Die Instrumente sind ist nach dem Wegfall der orangefarbenen Hintergrundbeleuchtung besser abzulesen, während sich die wichtigsten Funktionen über den fünf bis acht Zoll großen Multifunktionsbildschirm bedienen lassen. Wirklich gut sitzen kann man insbesondere in den Topversionen, die mehr Seitenhalt bieten und sich nicht nur beheizen, sondern vorne auf Wunsch auch kühlen lassen. Praktisch für den Winter: das beheizbare Lenkrad und die ebensolche Windschutzscheibe. Das Platzangebot blieb im Vergleich zum Vorgänger nahezu gleich. Die um knapp drei Zentimeter abgesenkte Dachlinie wurde durch tiefer verbaute Sitze ausgeglichen und so können im Fond zumindest Personen bis 1,80 Meter entsprechend angenehm sitzen. Der flache Mitteltunnel sorgt für zusätzlichen Raum, falls in einem seltenen Fall doch einmal drei Personen hinten sitzen sollten.
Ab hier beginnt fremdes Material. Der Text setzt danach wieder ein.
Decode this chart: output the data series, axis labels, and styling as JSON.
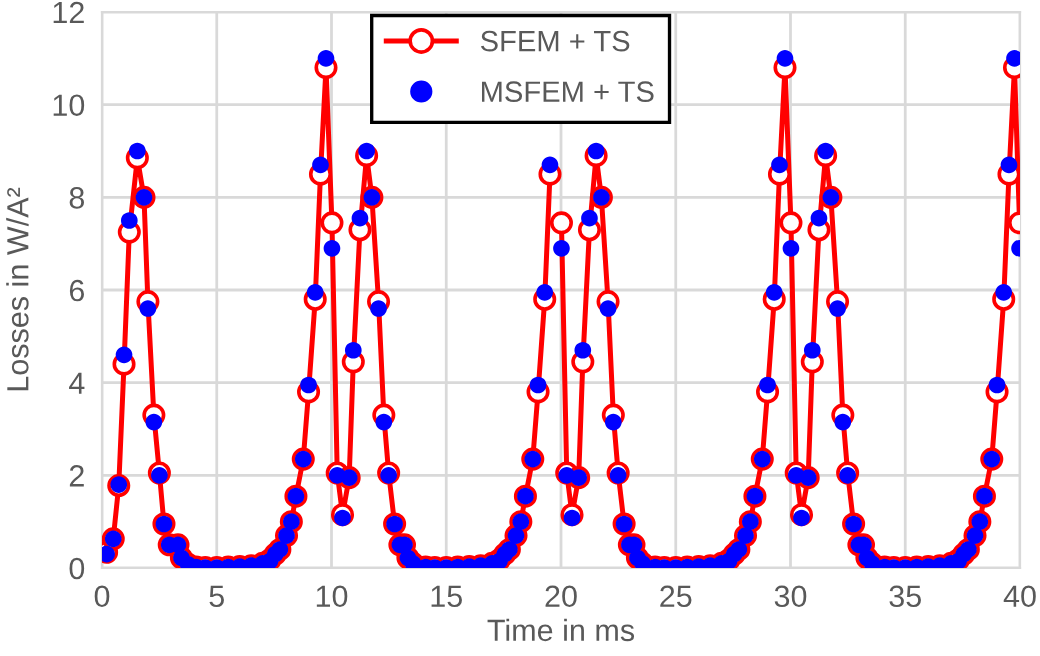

Heißt jedoch, dass für den Kia Ceed nach wie vor keine Allradversion zu bekommen ist.

Beste Wahl: Kia Ceed 1.4 T-GDI

Der Laderaum von 395 Liter ist nach dem Peugeot 308 und dem indirekten Konkurrenten des größeren Skoda Octavia der zweit- bzw. drittgrößte im Kompaktklassesegment. Wer die Rückbank im Verhltnis 60:40 umklappt, kann bis zu 1.291 Liter nutzen. Der Kia Ceed SW soll ein Kofferraumvolumen von bis zu 625 Litern haben, womit er sogar deutlich höherklassige Modelle überflügeln könnte. Unpraktisch bleibt die hohe Ladekante, die mit 73,8 Zentimetern zur höchsten ihrer Klasse gehört, wodurch Taschen und schwere Gegenstände störend nach oben gewuchtet werden müssen.

Kauftipp ist der 140 PS starke Kia Ceed 1.4 T-GDI in der Ausstattungsvariante Vision, die für 22.090 Euro unter anderem 16-Zoll-Alufelgen, beheizte Spiegel / Sitze / Lenkrad, Rückfahrkamera, Touchscreen, Tempomat und Smartphone-Schnittstelle bietet.Sinnvolle Extras sind das Navigationssystem (890 Euro) sowie das Komfortpaket, das für 690 Euro Klimaautomatik, Regensensor und abblendbare Spiegel in den Kia bringt. Sollten solche Details nicht auch in der Kompaktklasse ebenso wie LED-Licht längst serienmäßig sein? Die hellen LED-Scheinwerfer gibt es nur für die beiden Topversionen Spirit und Platinum, die den Kia Ceed 1.4 T-GDI mindestens 24.690 bzw. 30.790 Euro teuer machen. Die Zeiten, in denen ein Kia Ceed eine günstige Alternative war, sind eben schon einige Jahre vorbei. Nach wie vor verlockend: Sieben Jahre oder 150.000 km Garantie.